L'attention aux visages par les nourrissons permettrait de prédire l'autisme

Nouveau biomarqueur : Les chercheurs ont peut-être identifié un biomarqueur pour le diagnostic précoce de l'autisme, mais il n'est pas encore prêt pour le cabinet du pédiatre.

 spectrumnews.org Traduction de "Infants’ attention to faces may predict autism before formal diagnosis "

L'attention portée aux visages par les nourrissons peut permettre de prédire l'autisme avant le diagnostic officiel
par Peter Hess / 20 mars 2020

Chunky Ben © Luna TMG Chunky Ben © Luna TMG
Selon une nouvelle étude 1, les nourrissons autistes dès l'âge de 6 mois présentent des signes subtils de cette affection. Ils sont moins attentifs au visage des gens lors de certaines tâches d'interaction sociale.

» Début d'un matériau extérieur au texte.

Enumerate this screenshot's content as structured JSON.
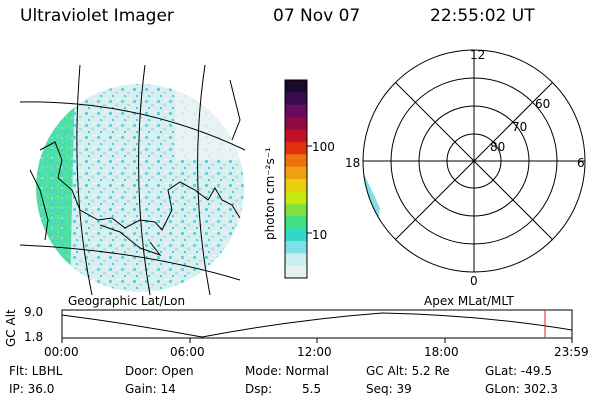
{
  "header": {
    "instrument": "Ultraviolet Imager",
    "date": "07 Nov 07",
    "time": "22:55:02 UT"
  },
  "colorbar": {
    "unit_label": "photon cm⁻²s⁻¹",
    "ticks": [
      "100",
      "10"
    ],
    "colors": [
      "#1a0a2a",
      "#3a0a50",
      "#6a0a60",
      "#900a40",
      "#c0102a",
      "#e03010",
      "#f07010",
      "#f0a010",
      "#e8d010",
      "#c8e810",
      "#80e040",
      "#40e080",
      "#30d8c8",
      "#80e0e8",
      "#c8eef0",
      "#e8f0f0"
    ]
  },
  "polar_plot": {
    "mlt_labels": [
      "12",
      "18",
      "6",
      "0"
    ],
    "lat_labels": [
      "60",
      "70",
      "80"
    ]
  },
  "altitude_plot": {
    "left_title": "Geographic Lat/Lon",
    "right_title": "Apex MLat/MLT",
    "ylabel": "GC Alt",
    "y_ticks": [
      "9.0",
      "1.8"
    ],
    "x_ticks": [
      "00:00",
      "06:00",
      "12:00",
      "18:00",
      "23:59"
    ],
    "current_marker_color": "#e02020"
  },
  "info": {
    "filter": "Flt: LBHL",
    "ip": "IP: 36.0",
    "door": "Door: Open",
    "gain": "Gain: 14",
    "mode": "Mode: Normal",
    "dsp_label": "Dsp:",
    "dsp_value": "5.5",
    "gc_alt": "GC Alt: 5.2 Re",
    "seq": "Seq: 39",
    "glat": "GLat: -49.5",
    "glon": "GLon: 302.3"
  }
}
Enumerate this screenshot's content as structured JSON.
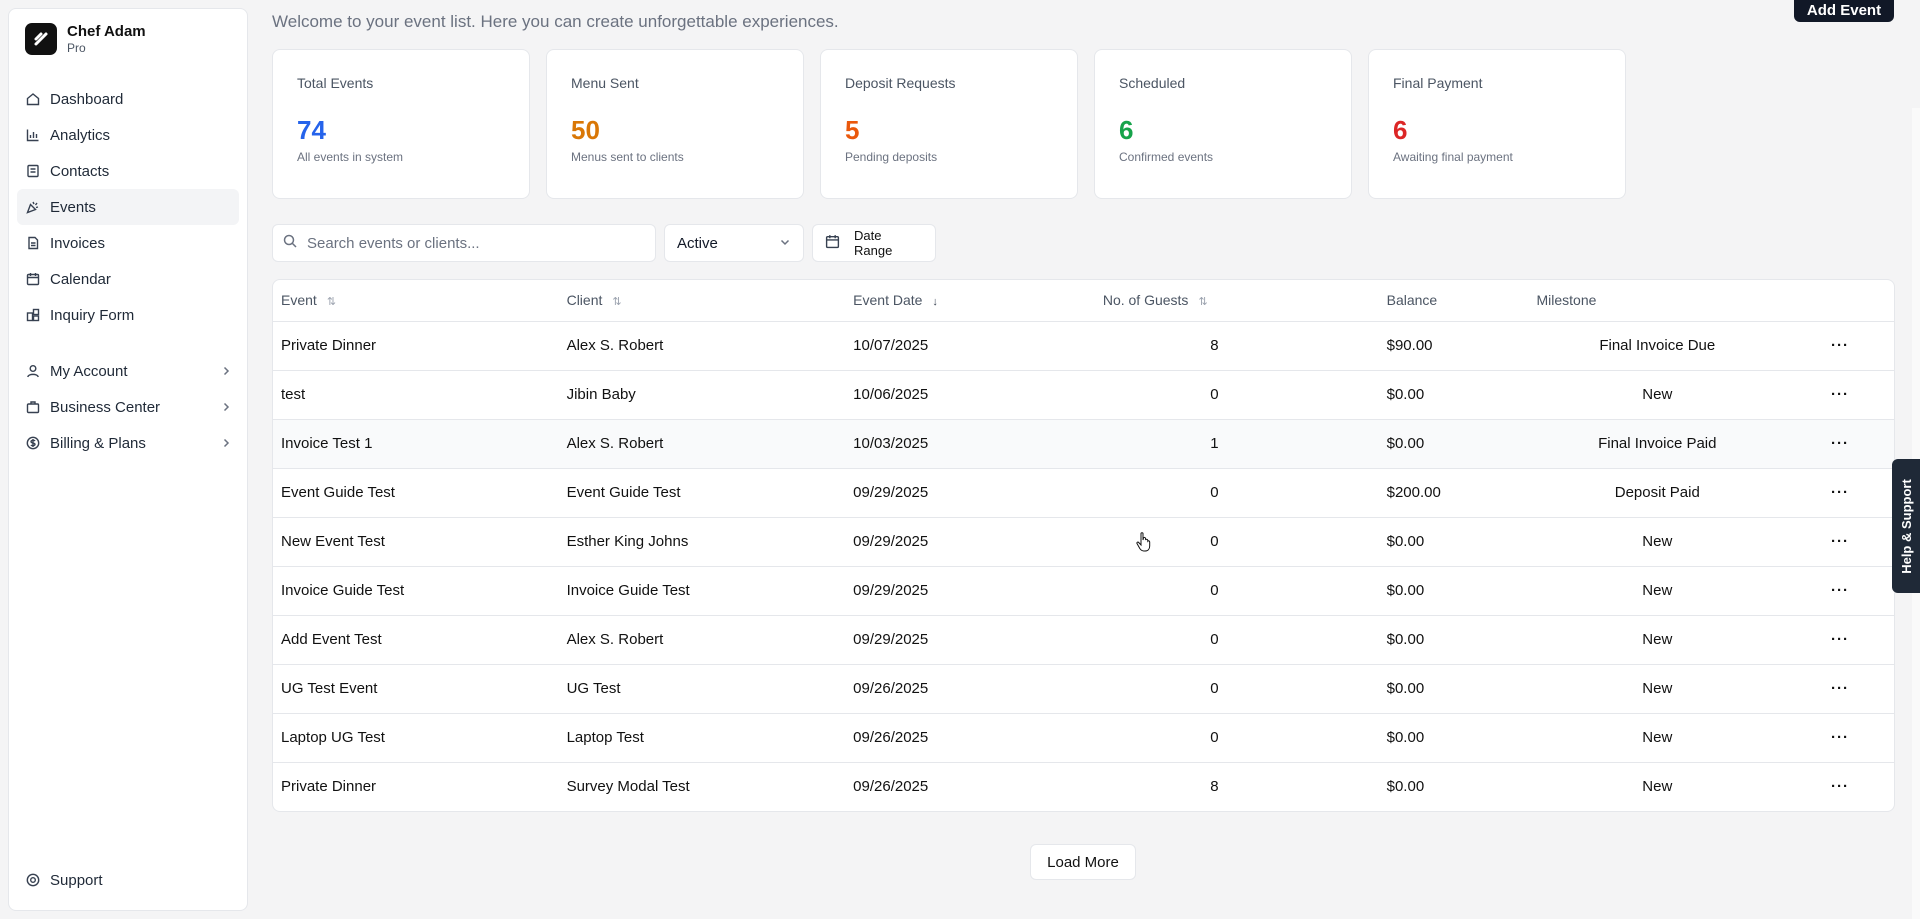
{
  "sidebar": {
    "user_name": "Chef Adam",
    "plan": "Pro",
    "items": [
      {
        "label": "Dashboard",
        "icon": "home-icon"
      },
      {
        "label": "Analytics",
        "icon": "bar-chart-icon"
      },
      {
        "label": "Contacts",
        "icon": "contacts-icon"
      },
      {
        "label": "Events",
        "icon": "party-icon"
      },
      {
        "label": "Invoices",
        "icon": "document-icon"
      },
      {
        "label": "Calendar",
        "icon": "calendar-icon"
      },
      {
        "label": "Inquiry Form",
        "icon": "form-icon"
      }
    ],
    "groups": [
      {
        "label": "My Account",
        "icon": "user-icon"
      },
      {
        "label": "Business Center",
        "icon": "briefcase-icon"
      },
      {
        "label": "Billing & Plans",
        "icon": "dollar-icon"
      }
    ],
    "support": "Support"
  },
  "header": {
    "subtitle": "Welcome to your event list. Here you can create unforgettable experiences.",
    "add_button": "Add Event"
  },
  "cards": [
    {
      "label": "Total Events",
      "value": "74",
      "desc": "All events in system",
      "color": "#2563eb"
    },
    {
      "label": "Menu Sent",
      "value": "50",
      "desc": "Menus sent to clients",
      "color": "#d97706"
    },
    {
      "label": "Deposit Requests",
      "value": "5",
      "desc": "Pending deposits",
      "color": "#ea580c"
    },
    {
      "label": "Scheduled",
      "value": "6",
      "desc": "Confirmed events",
      "color": "#16a34a"
    },
    {
      "label": "Final Payment",
      "value": "6",
      "desc": "Awaiting final payment",
      "color": "#dc2626"
    }
  ],
  "filters": {
    "search_placeholder": "Search events or clients...",
    "status": "Active",
    "date_range": "Date Range"
  },
  "table": {
    "headers": {
      "event": "Event",
      "client": "Client",
      "date": "Event Date",
      "guests": "No. of Guests",
      "balance": "Balance",
      "milestone": "Milestone"
    },
    "rows": [
      {
        "event": "Private Dinner",
        "client": "Alex S. Robert",
        "date": "10/07/2025",
        "guests": "8",
        "balance": "$90.00",
        "milestone": "Final Invoice Due"
      },
      {
        "event": "test",
        "client": "Jibin Baby",
        "date": "10/06/2025",
        "guests": "0",
        "balance": "$0.00",
        "milestone": "New"
      },
      {
        "event": "Invoice Test 1",
        "client": "Alex S. Robert",
        "date": "10/03/2025",
        "guests": "1",
        "balance": "$0.00",
        "milestone": "Final Invoice Paid"
      },
      {
        "event": "Event Guide Test",
        "client": "Event Guide Test",
        "date": "09/29/2025",
        "guests": "0",
        "balance": "$200.00",
        "milestone": "Deposit Paid"
      },
      {
        "event": "New Event Test",
        "client": "Esther King Johns",
        "date": "09/29/2025",
        "guests": "0",
        "balance": "$0.00",
        "milestone": "New"
      },
      {
        "event": "Invoice Guide Test",
        "client": "Invoice Guide Test",
        "date": "09/29/2025",
        "guests": "0",
        "balance": "$0.00",
        "milestone": "New"
      },
      {
        "event": "Add Event Test",
        "client": "Alex S. Robert",
        "date": "09/29/2025",
        "guests": "0",
        "balance": "$0.00",
        "milestone": "New"
      },
      {
        "event": "UG Test Event",
        "client": "UG Test",
        "date": "09/26/2025",
        "guests": "0",
        "balance": "$0.00",
        "milestone": "New"
      },
      {
        "event": "Laptop UG Test",
        "client": "Laptop Test",
        "date": "09/26/2025",
        "guests": "0",
        "balance": "$0.00",
        "milestone": "New"
      },
      {
        "event": "Private Dinner",
        "client": "Survey Modal Test",
        "date": "09/26/2025",
        "guests": "8",
        "balance": "$0.00",
        "milestone": "New"
      }
    ]
  },
  "load_more": "Load More",
  "help_tab": "Help & Support"
}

Aux États-Unis, les enfants autistes sont diagnostiqués à l'âge de 4 ans en moyenne, de sorte que la plupart d'entre eux ne bénéficient pas d'interventions précoces qui pourraient améliorer leur qualité de vie.

Les nouvelles découvertes pourraient aider à diagnostiquer les nourrissons de manière précoce et à leur donner accès à des thérapies.

"Vous ne pouvez pas simplement vous asseoir et parler avec un bébé pour savoir s'il est autiste", déclare la chercheuse principale Katarzyna Chawarska, professeur de psychologie de l'enfant à l'université de Yale.

Dans deux des cinq tâches sociales de l'étude, les nourrissons qui ont passé le moins de temps à regarder le visage d'un chercheur présentaient les traits d'autisme les plus sévères à l'âge de 18 mois. Ces différences sont subtiles et ne seraient pas évidentes pour un observateur occasionnel, explique M. Chawarska.

Mais lorsque les chercheurs ont passé au peigne fin les enregistrements vidéo des interactions, ils ont pu déceler des différences significatives dans l'engagement visuel chez les nourrissons diagnostiqués plus tard comme autistes.

Cette conclusion est conforme aux recherches précédentes. "Les enfants qui sont diagnostiqués plus tard comme autistes prêtent attention à l'information sociale d'une manière différente", explique Geraldine Dawson, professeur de psychiatrie et de sciences du comportement à l'université Duke de Durham, en Caroline du Nord, qui n'a pas participé à l'étude.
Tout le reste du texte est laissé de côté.